Yes, replied Multani. Smooth, hard magnigoth bark thickened across the figure. It is Hanna, and it is not.
Who then? asked Karn.
It is Gaea, the world soul, Multani responded reverently. This is her war. It is she who is squared off against Yawgmoth.
There was silence for a time. Karn was as much an immortal as Multani, and together the two had been reshaping Weatherlight. Through intuition and inspiration, they transformed her toward her final configuration. She was to be the ultimate weapon in this ultimate war.
It is a good change, Multani.
Thank you. No sooner were these words formed than something shifted in the gloaming darkness beyond the ship, something massive. Did you sense that? Multani asked.
Yes, was all Karn said. There was no time for more. Already he was drawing back from the main engine core. Metal conduits slid free from the neural nexuses of his hands. He broke mental contact with the engine. Massive and slow, the silver man rocked back on his heels. He rose, a bit unsteadily, and turned to climb to the deck.
Multani was faster. He withdrew from the figurehead and coursed up through planks to rise on the forecastle deck. He assembled a body for himself out of a splintered rail and the living hemp of a frayed rope. Fashioned of plant life, Multani stood at Weatherlight's prow. With knothole eyes, he stared out across the desert of Koilos.
Around the ship in every direction spread dark tents and drowsing soldiers. They numbered fifty thousand. Their empty wine jacks and strewn armor told of the recent revels. Beyond the encamped armies stood the nine metal giants that had helped the army win the Battle of Koilos. These titan engines seemed gods of old, poised at the rim of the world. As huge as ships, as deadly as armies, the titans had left their gargantuan footprints across this barren wastes. Imbedded in those footprints were carapace and bone, all that remained of the creatures that had opposed them. Now the titan engines stood empty, staring darkly at the camp they guarded.
The sudden, massive shift had not occurred within the sleeping camp nor among the titan engines. It had happened beyond them, on the sere rills of Koilos. Though morning was still hours away, an otherworldly red light gleamed on the distant horizon. It lit the eastern hills, and the north, the west, and the south. The full compass of the desert glowed with that horrible light.
A word came to Multani, a word he had sensed in the dying mind of a Phyrexian invader: Rath. It was more than a word. It was a world. It was a twisted other-world built of flowstone, forever expanding, forever mutating into a perfect match of Dominaria. The Lord of Phyrexia had made Rath and filled it with machines of war and demon armies. But why?

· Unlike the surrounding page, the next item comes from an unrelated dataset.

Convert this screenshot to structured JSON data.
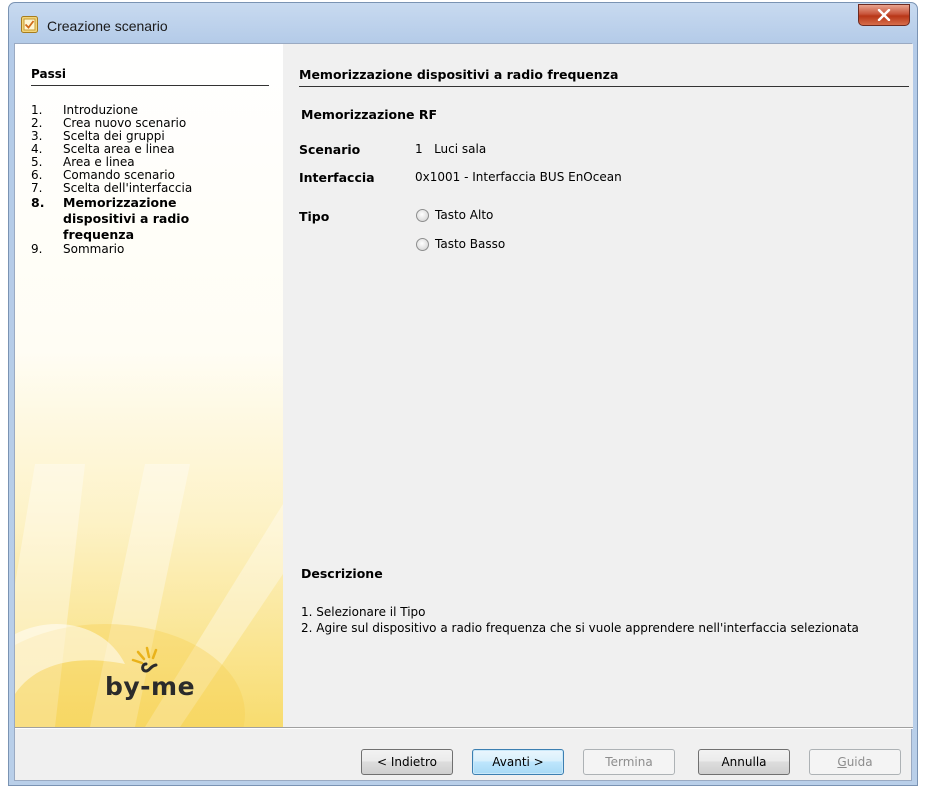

Karn strode up behind Multani. Weird light glinted from the silver golem's burly shoulders. Eyes like fat washers peered out at the feverish hills.
Karn rumbled, "It's the planeshift. It's the overlay."
"The overlay?" Multani echoed hollowly.
"The Rathi overlay. A world of monsters is fusing with our world. Rath is overlaying on top of Dominaria," Karn replied quietly. "We have no time."
Karn cupped thickset hands around his mouth. His jaw dropped open. From the cold hollows of his chest came a terrible sound. It seemed the toll of a gigantic bell.
"Awake, Dominaria! Dread is upon you!"
The sound tore out above the sleeping army. It riffled the tents like a cyclone. Elves clutched their ears. Humans lurched up from bedrolls. Metathran staggered into the light of the unnatural morning. The roar crossed the camp and echoed from the circle of titan engines, awaking lights in their skulls. It bore onward over empty sands and into the glowing hills. There it met another roar, more horrible, more inhuman.
No one who had survived the Battle of Koilos would ever forget that sound-a Phyrexian battle cry. When last they had heard it, the noise had risen from hundreds of thousands of fiendish mouths. This morning, it rose from millions.